The study included three categories of babies: full-term healthy infants who could easily have contact with their moms; preemies who were incubated and for at least a couple of weeks could not have physical contact with their mothers; and more stable preemies whose moms committed to holding them, skin-to-skin, for at least an hour a day for at least 14 consecutive days.

Researchers believed that proximity to the mother's body would be beneficial for the children for a variety of reasons, for the attachment, for the self-regulation, just like any other mammalian young that needs all the provisions that are in the mother's body and physical proximity.

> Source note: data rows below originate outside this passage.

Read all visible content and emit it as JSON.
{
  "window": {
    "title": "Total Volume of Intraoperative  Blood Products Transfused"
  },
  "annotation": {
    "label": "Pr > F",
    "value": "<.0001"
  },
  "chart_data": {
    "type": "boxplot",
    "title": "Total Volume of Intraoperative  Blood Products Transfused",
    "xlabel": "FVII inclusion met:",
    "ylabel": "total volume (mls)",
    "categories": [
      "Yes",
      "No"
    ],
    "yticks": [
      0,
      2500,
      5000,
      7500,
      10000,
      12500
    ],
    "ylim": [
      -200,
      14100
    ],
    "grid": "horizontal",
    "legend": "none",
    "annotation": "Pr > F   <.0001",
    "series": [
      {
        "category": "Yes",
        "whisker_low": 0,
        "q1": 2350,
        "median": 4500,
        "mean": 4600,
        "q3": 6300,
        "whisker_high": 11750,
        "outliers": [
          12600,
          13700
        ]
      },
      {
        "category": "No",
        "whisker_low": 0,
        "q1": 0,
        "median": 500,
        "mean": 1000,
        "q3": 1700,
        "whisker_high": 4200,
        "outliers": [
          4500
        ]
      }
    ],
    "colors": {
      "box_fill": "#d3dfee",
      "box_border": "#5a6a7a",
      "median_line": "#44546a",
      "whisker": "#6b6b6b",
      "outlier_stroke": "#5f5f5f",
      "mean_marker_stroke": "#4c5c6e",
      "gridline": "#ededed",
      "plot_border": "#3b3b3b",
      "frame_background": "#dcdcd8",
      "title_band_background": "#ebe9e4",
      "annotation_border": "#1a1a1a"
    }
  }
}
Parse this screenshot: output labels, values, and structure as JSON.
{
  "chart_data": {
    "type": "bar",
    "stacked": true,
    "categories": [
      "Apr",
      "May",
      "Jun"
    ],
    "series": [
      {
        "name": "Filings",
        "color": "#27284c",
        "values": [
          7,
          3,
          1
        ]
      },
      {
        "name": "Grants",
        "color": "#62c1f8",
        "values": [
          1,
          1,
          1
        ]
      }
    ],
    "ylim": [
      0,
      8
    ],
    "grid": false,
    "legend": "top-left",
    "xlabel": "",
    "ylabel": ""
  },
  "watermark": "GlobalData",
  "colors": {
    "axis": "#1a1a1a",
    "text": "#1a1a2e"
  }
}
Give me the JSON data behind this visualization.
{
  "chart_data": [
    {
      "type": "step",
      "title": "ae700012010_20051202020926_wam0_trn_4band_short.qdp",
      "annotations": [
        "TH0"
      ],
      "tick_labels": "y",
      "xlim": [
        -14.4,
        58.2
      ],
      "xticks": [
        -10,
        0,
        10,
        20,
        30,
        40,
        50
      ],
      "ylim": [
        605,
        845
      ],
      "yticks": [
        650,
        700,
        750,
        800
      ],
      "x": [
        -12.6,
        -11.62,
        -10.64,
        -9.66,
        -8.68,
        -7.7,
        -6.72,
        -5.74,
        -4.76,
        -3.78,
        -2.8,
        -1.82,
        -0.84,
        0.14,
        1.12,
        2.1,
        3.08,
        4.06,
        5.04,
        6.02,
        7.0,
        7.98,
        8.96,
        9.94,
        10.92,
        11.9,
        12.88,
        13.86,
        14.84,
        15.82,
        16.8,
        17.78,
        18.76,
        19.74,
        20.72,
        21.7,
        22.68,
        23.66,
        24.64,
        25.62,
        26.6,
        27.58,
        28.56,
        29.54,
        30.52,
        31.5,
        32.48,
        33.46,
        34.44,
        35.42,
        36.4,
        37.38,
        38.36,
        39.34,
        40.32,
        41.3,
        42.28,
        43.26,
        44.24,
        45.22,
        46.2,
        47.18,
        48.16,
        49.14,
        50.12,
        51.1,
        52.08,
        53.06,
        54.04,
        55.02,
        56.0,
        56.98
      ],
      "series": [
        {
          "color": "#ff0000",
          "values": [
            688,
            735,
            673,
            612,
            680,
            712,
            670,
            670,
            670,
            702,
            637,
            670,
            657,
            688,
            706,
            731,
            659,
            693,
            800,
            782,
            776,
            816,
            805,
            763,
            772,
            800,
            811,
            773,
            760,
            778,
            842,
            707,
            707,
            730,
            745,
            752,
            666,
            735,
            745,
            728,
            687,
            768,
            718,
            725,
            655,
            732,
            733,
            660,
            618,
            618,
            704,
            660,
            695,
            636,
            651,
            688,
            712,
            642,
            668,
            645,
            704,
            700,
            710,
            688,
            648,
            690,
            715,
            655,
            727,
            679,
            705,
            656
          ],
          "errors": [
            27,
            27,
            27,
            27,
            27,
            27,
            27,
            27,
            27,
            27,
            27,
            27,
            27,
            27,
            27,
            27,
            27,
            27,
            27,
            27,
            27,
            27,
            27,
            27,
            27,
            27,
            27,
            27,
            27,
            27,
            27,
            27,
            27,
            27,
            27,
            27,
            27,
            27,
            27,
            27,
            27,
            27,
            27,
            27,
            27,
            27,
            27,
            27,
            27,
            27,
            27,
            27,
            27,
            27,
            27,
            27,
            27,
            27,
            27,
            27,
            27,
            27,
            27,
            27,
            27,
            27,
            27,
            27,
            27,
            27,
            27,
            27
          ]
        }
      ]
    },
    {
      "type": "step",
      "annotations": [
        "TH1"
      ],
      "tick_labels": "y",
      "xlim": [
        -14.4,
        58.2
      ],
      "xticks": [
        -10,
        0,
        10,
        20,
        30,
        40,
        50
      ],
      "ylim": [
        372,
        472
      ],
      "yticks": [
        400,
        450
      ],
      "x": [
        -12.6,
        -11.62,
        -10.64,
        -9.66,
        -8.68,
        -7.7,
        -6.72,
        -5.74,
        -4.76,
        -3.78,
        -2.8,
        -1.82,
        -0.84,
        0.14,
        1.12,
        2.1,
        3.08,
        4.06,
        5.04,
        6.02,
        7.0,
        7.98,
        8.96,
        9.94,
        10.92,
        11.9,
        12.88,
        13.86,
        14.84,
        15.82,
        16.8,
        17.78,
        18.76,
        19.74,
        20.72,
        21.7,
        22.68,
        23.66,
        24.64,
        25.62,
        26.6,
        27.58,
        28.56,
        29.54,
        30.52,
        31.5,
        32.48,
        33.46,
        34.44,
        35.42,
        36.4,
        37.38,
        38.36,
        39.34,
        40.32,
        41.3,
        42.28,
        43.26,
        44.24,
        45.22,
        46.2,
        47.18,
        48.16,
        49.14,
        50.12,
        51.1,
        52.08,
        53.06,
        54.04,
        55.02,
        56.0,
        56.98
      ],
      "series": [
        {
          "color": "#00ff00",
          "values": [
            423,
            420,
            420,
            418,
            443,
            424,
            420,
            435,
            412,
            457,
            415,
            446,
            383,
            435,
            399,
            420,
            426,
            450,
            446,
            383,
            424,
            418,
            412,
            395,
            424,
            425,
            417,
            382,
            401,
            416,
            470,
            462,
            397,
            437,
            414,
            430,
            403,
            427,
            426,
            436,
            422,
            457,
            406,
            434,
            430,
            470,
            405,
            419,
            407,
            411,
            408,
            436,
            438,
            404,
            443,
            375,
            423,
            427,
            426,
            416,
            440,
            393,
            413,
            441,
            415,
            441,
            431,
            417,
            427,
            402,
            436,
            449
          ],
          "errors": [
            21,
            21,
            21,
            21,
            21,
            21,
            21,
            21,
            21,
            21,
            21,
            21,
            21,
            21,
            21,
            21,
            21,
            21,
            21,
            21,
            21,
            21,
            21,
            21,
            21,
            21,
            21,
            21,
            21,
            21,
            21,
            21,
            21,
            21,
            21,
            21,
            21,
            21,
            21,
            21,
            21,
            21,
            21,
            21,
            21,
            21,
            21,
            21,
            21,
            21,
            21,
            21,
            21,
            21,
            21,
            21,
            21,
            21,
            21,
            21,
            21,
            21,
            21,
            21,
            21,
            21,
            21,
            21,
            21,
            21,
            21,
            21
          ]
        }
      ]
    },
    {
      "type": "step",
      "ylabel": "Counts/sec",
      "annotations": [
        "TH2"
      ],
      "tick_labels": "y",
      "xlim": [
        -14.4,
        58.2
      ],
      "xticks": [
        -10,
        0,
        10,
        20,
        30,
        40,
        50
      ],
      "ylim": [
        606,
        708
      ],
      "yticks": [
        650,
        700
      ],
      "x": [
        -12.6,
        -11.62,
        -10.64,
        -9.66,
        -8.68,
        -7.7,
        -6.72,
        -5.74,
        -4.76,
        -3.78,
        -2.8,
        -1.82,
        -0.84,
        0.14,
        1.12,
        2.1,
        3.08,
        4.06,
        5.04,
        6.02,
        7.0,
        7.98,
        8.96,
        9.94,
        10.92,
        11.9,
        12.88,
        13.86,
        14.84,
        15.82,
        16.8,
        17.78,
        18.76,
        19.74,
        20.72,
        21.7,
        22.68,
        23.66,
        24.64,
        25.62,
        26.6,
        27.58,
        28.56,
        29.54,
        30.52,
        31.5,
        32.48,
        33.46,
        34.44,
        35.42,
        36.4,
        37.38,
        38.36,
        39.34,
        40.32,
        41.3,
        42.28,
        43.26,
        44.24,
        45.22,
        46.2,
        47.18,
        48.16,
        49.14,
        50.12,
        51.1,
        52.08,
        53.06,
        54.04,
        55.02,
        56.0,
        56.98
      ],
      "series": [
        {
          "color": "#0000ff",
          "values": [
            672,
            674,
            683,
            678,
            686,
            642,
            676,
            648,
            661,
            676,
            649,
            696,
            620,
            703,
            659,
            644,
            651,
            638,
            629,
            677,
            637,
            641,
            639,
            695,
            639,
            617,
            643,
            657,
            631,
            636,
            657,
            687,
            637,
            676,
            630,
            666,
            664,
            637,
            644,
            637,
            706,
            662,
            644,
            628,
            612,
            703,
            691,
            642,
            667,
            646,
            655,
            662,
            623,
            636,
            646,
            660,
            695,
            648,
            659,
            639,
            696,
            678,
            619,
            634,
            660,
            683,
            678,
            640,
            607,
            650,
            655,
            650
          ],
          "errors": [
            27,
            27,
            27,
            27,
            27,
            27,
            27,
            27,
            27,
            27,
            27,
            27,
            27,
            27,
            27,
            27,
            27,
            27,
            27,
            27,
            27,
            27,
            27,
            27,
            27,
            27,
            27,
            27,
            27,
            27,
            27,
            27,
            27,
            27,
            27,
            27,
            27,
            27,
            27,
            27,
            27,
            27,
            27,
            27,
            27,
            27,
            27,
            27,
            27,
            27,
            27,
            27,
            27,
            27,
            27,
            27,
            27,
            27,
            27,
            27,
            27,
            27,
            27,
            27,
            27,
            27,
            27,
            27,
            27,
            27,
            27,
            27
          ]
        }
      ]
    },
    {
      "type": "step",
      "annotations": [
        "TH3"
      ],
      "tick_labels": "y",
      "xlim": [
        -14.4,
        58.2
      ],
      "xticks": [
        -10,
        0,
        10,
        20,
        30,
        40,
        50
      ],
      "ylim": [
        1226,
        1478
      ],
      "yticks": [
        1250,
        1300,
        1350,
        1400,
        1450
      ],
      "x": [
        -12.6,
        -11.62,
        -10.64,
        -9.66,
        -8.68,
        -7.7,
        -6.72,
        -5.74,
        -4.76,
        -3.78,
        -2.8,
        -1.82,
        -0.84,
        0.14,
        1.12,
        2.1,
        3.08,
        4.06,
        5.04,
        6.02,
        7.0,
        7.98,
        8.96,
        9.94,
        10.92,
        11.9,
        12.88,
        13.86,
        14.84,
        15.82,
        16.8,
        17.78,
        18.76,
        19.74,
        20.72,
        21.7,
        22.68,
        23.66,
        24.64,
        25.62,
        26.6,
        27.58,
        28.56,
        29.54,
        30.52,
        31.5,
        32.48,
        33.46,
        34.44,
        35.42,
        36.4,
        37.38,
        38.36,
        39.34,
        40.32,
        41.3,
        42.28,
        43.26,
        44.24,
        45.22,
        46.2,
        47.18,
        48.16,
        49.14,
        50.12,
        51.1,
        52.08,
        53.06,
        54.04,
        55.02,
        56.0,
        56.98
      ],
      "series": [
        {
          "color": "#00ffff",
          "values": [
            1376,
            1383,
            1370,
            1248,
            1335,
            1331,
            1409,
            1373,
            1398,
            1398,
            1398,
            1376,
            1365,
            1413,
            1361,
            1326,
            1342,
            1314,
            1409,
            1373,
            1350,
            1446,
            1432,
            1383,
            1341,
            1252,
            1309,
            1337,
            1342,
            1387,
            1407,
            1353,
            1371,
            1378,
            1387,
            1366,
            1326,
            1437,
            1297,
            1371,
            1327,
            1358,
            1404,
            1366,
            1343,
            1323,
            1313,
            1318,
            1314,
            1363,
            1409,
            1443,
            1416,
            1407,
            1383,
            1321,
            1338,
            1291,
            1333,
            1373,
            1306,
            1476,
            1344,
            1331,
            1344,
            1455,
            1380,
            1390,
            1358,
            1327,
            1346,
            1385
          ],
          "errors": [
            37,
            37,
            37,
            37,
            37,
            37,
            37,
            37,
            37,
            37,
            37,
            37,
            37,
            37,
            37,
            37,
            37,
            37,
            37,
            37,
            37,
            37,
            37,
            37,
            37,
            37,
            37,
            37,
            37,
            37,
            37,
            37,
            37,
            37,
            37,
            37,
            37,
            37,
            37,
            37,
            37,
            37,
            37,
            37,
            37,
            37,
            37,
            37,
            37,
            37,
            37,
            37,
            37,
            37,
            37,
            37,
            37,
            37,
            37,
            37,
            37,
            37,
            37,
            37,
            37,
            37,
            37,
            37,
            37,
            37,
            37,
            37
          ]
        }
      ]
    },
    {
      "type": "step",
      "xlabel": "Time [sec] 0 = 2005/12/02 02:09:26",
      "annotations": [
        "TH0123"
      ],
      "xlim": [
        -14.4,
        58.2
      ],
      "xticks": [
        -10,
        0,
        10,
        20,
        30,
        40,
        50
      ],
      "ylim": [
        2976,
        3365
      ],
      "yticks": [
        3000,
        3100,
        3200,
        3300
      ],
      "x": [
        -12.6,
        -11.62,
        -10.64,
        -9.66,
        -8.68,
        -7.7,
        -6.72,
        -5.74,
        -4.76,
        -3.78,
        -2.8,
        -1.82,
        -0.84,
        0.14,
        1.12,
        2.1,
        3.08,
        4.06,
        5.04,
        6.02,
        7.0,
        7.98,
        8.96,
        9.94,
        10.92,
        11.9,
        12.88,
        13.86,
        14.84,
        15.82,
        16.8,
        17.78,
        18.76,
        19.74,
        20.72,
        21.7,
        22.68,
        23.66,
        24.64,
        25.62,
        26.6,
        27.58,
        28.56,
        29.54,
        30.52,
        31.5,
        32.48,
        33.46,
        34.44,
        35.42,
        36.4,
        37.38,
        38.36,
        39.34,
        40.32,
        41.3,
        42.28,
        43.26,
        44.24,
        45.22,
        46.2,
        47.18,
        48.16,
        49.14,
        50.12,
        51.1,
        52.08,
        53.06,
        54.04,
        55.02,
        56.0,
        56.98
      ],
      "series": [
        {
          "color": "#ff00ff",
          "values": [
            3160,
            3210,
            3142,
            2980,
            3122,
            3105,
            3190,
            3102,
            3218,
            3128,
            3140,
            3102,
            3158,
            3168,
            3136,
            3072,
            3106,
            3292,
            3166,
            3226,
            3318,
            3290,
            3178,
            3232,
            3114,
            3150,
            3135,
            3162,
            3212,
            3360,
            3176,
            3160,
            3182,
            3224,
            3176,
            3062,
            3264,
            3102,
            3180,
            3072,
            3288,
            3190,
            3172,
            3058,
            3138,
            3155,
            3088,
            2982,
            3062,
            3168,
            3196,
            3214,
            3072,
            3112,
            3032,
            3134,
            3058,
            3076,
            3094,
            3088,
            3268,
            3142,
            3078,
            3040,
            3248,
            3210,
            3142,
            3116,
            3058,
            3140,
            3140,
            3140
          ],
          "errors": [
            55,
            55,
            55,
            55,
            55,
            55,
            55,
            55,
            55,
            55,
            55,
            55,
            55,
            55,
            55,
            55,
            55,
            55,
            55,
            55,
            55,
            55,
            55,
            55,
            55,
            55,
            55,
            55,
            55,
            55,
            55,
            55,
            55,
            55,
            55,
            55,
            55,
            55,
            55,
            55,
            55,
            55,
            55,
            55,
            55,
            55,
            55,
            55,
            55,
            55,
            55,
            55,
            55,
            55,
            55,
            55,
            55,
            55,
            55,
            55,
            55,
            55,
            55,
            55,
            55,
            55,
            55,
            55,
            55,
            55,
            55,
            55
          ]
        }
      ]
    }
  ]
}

The researchers periodically checked in with the children and their families and assessed their interactions, their "mother-child social synchrony," starting with nonverbal cues and responses early on. Over time, mothers and children built more complex abilities to see the other person's side and allowing the person to have their opinion.

In early adulthood, they assessed the grown children's brains. The areas of the brain that were specifically sensitized were the amygdala and the insula. The scientist described the amygdala as a center of non-conscious identification of emotions, and the insula as an area where you integrate signals from your own body with signals from another person's emotional state.

Findings demonstrate the centrality of synchronous caregiving, by which infants practice the detection and sharing of others’ affective states, for tuning the human social brain, particularly in regions implicated in salience detection, interoception, and mentalization that underpin affect sharing and human attachment.